ここは「ツボ」そのものではありませんが、

“胃経の流れを整えるうえでの、ちいさな入口”のような場所です。

胃が疲れているとき、食べすぎたとき、

なんとなく顔がむくんでいる朝などにも、ぜひ試してみてください。

水かき部分自体が柔らかくなり、足元のバランスが整うと

マットや大地を安定して踏みしめる感覚が深まり、

自然と呼吸やこころまで整ってくる。

身体の末端、足の感覚が整うことで、全身の巡りがふわりと軽くなる。

それは、めぐる感覚であり「安心感の感覚」でもあります。

特に土用の時期は、“何かを始める”というよりも、

「整える」「休ませる」「リセットする」ための時間。

次の季節へと向かう、静かな再生への準備期間なのです。

だからこそ、がんばらず、手軽に、でも深く。

そんなセルフケアとして、

“足指のあいだ”をやさしくゆるめることを、

ぜひ取り入れてみてください。

人によっては、春の「肝」の経絡(親指側の水かき)、

または「胆」の経絡(薬指と小指の水かき)が

キリッと痛む場合もあります。

それもまた、からだからのサイン。
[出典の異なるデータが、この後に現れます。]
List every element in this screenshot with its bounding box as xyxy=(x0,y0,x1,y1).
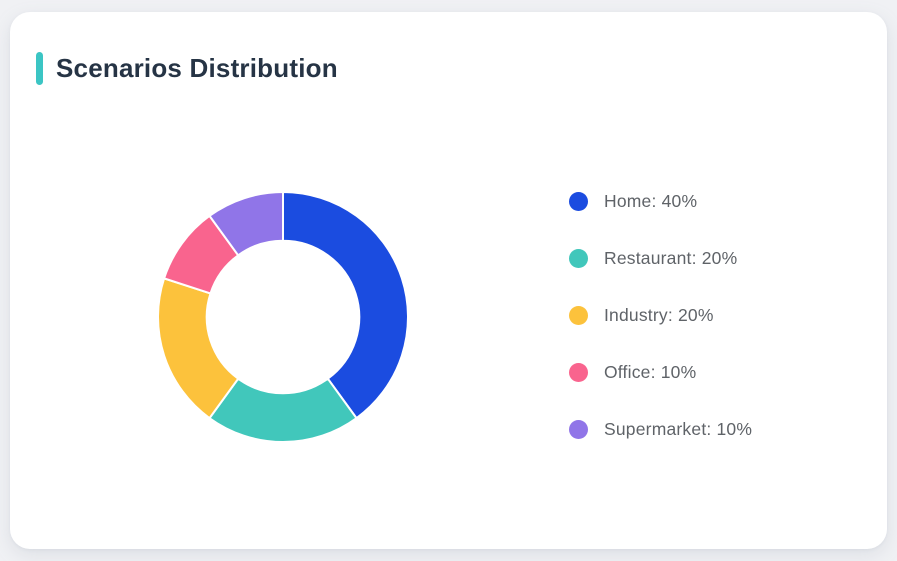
legend-item-office[interactable]: Office: 10% xyxy=(569,344,752,401)
legend-dot-industry xyxy=(569,306,588,325)
legend-dot-home xyxy=(569,192,588,211)
legend-label: Supermarket: 10% xyxy=(604,419,753,439)
legend-item-home[interactable]: Home: 40% xyxy=(569,173,752,230)
legend-dot-supermarket xyxy=(569,420,588,439)
scenarios-distribution-card: Scenarios Distribution Home: 40% Restaura… xyxy=(10,12,887,549)
card-header: Scenarios Distribution xyxy=(36,52,338,85)
title-accent-bar xyxy=(36,52,43,85)
legend-item-restaurant[interactable]: Restaurant: 20% xyxy=(569,230,752,287)
donut-slice-supermarket[interactable] xyxy=(208,191,284,257)
legend-label: Industry: 20% xyxy=(604,305,714,325)
page-title: Scenarios Distribution xyxy=(56,53,338,83)
legend-item-supermarket[interactable]: Supermarket: 10% xyxy=(569,401,752,458)
donut-chart xyxy=(133,167,433,467)
legend-label: Home: 40% xyxy=(604,191,698,211)
legend-dot-office xyxy=(569,363,588,382)
legend-label: Office: 10% xyxy=(604,362,697,382)
legend-label: Restaurant: 20% xyxy=(604,248,738,268)
legend-dot-restaurant xyxy=(569,249,588,268)
legend-item-industry[interactable]: Industry: 20% xyxy=(569,287,752,344)
donut-chart-svg xyxy=(157,191,409,443)
chart-legend: Home: 40% Restaurant: 20% Industry: 20% Off… xyxy=(569,173,752,458)
donut-slice-home[interactable] xyxy=(282,191,409,420)
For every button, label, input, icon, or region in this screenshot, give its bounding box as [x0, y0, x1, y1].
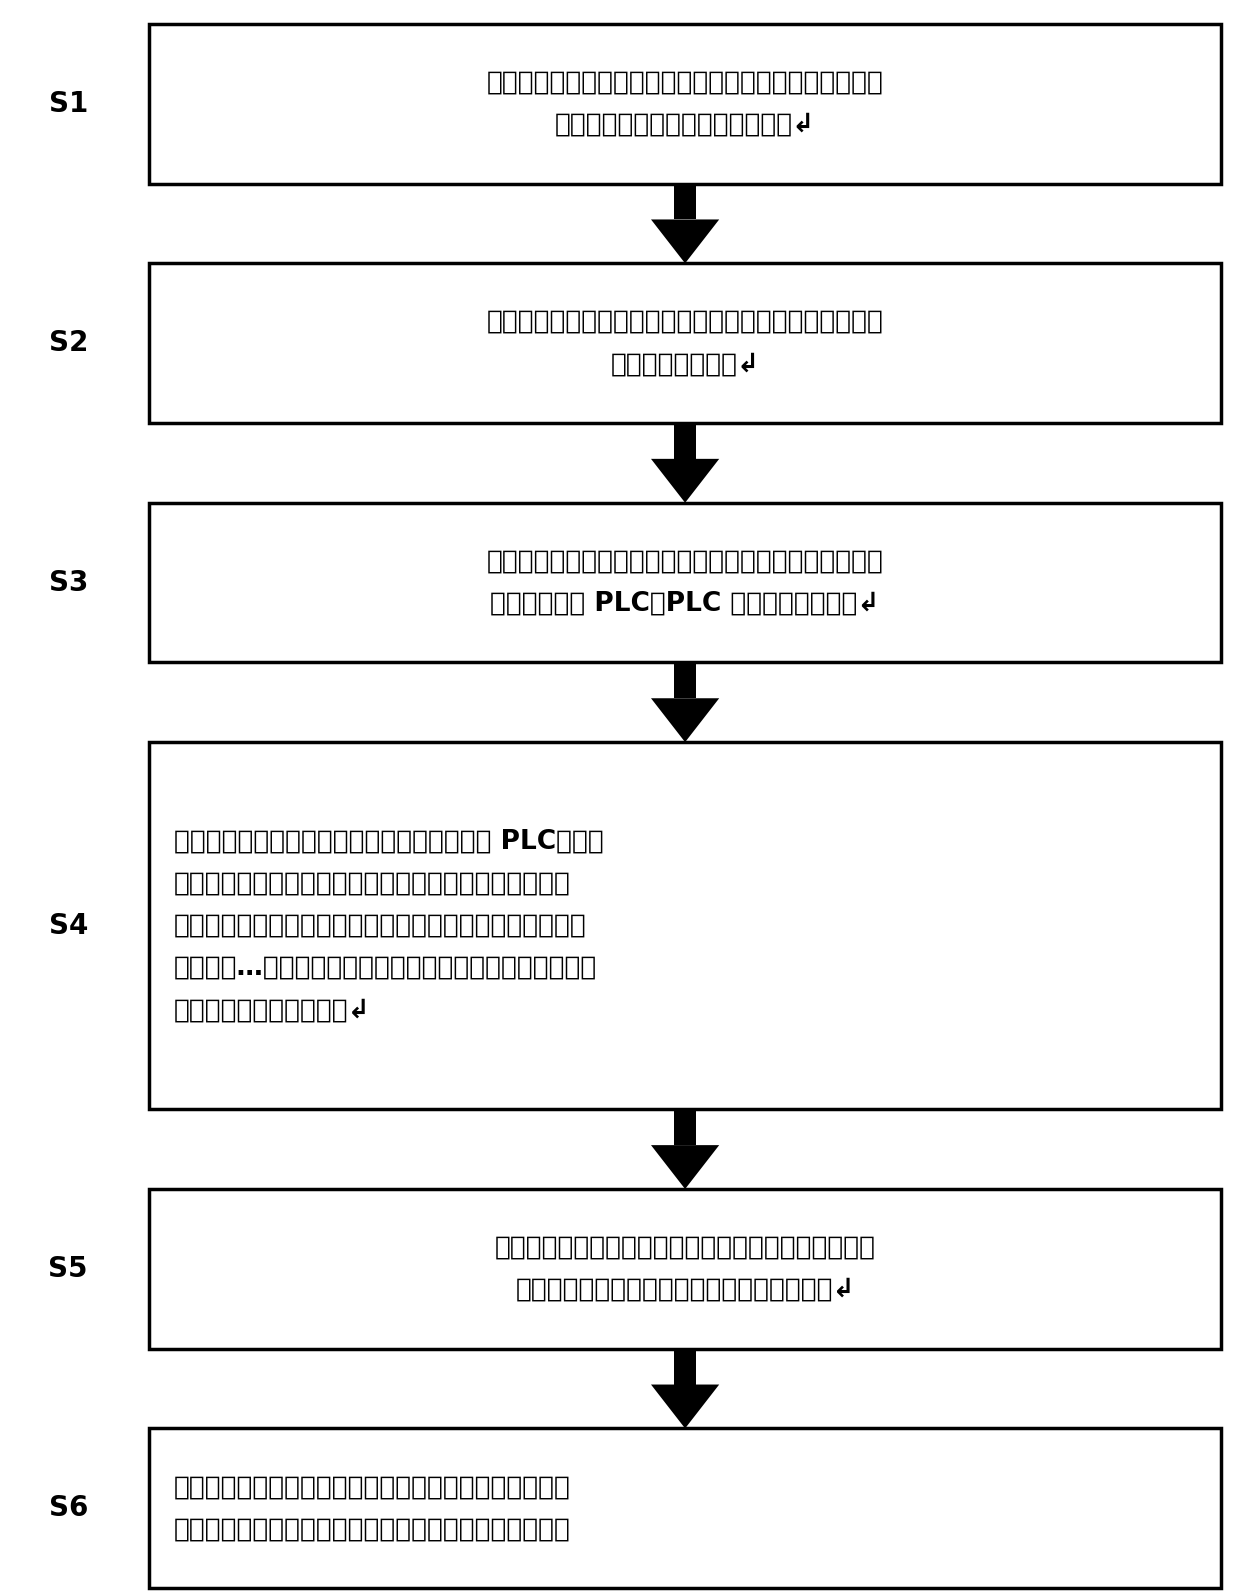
Bar [149, 263, 1221, 423]
Text: S1: S1 [48, 89, 88, 118]
Polygon shape [651, 460, 719, 503]
Text: 单的设备运行参数↲: 单的设备运行参数↲ [610, 351, 760, 377]
Bar [149, 1428, 1221, 1588]
Bar [675, 184, 697, 220]
Bar [675, 662, 697, 699]
Text: 控制系统根据订单生成的参数表，发送指令至 PLC，通过: 控制系统根据订单生成的参数表，发送指令至 PLC，通过 [174, 828, 604, 854]
Text: S3: S3 [48, 568, 88, 597]
Bar [675, 1109, 697, 1146]
Text: 控制中心通过数据接口将助剂及水的投加用量与投加顺序: 控制中心通过数据接口将助剂及水的投加用量与投加顺序 [486, 549, 884, 575]
Text: S6: S6 [48, 1494, 88, 1523]
Text: 控制中心通过处理助剂输送量记录，生成生产日报、月报: 控制中心通过处理助剂输送量记录，生成生产日报、月报 [174, 1475, 570, 1500]
Bar [149, 1189, 1221, 1349]
Text: 车间控制中心电脑端读取生产配方，控制中心生成适应订: 车间控制中心电脑端读取生产配方，控制中心生成适应订 [486, 310, 884, 335]
Bar [675, 423, 697, 460]
Polygon shape [651, 220, 719, 263]
Text: 控制系统记录助剂输送是否按照订单要求的顺序及量进: 控制系统记录助剂输送是否按照订单要求的顺序及量进 [495, 1235, 875, 1261]
Text: 控制计量输送设备如输送泵提供输送动力，流量阀用于计: 控制计量输送设备如输送泵提供输送动力，流量阀用于计 [174, 870, 570, 897]
Text: S5: S5 [48, 1254, 88, 1283]
Text: 及年报，用于查询定型机助剂种类及用量，确定是否按照: 及年报，用于查询定型机助剂种类及用量，确定是否按照 [174, 1516, 570, 1542]
Text: 行，记录助剂输送过程中异常工况并同时报警↲: 行，记录助剂输送过程中异常工况并同时报警↲ [516, 1277, 854, 1302]
Polygon shape [651, 699, 719, 742]
Text: S4: S4 [48, 911, 88, 940]
Bar [675, 1349, 697, 1385]
Text: 控制系统根据不同的生产需求，下发具体订单，订单内包: 控制系统根据不同的生产需求，下发具体订单，订单内包 [486, 70, 884, 96]
Text: 应的定型机助剂暂存罐中↲: 应的定型机助剂暂存罐中↲ [174, 998, 371, 1023]
Bar [149, 24, 1221, 184]
Polygon shape [651, 1385, 719, 1428]
Text: 含助剂的种类、剂量及加料的顺序↲: 含助剂的种类、剂量及加料的顺序↲ [556, 112, 815, 137]
Text: S2: S2 [48, 329, 88, 358]
Bar [149, 503, 1221, 662]
Text: 等信息传输至 PLC，PLC 根据传输参数运行↲: 等信息传输至 PLC，PLC 根据传输参数运行↲ [490, 591, 880, 616]
Text: 算控制水及各种助剂的用量，将打底水、助剂一、推挤水、: 算控制水及各种助剂的用量，将打底水、助剂一、推挤水、 [174, 913, 587, 938]
Polygon shape [651, 1146, 719, 1189]
Text: 助剂二、…，余量水、冲洗水按照既定的量、顺序输送到对: 助剂二、…，余量水、冲洗水按照既定的量、顺序输送到对 [174, 954, 596, 982]
Bar [149, 742, 1221, 1109]
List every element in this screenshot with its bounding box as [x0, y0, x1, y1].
「ぱーっと」春の広がりを

もっと心身が求めているサインかもしれません。

痛みがある場合は無理をせず、少しずつやさしく触れてみましょう。

(激痛に感じる方もいます!)

すべての水かき部分を、ぜひ確認してみてくださいね。

・    ・    ・

自分にそっと、やさしく問いかける時間

足元の“水かき”をほぐしながら、

こんなふうに自分に問いかけてみてください。

「今の私は、どう感じてる?」

「なにか我慢していないかな?」

「消化できていない思い、溜め込んでいない?」

土用の時期は、外の世界に振り回されがち。

だからこそ、足元から自分の“内側”へと意識を戻していくことが、

本当の意味でのバランスにつながっていくのだと思います。

いつもがんばっている心とからだに、

そっと手を添え、サポートするようなセルフケア。

この時期だけの特別なこととしてではなく、

季節の移ろいとともに、自分をいたわる習慣の中で、

“胃経を整える”という感覚を、日々のセルフケアに加えてみてください。

今日もまた、皆さんの足元から、

穏やかな巡りが生まれますように。

今日も最後までお読みいただき、ありがとうございます。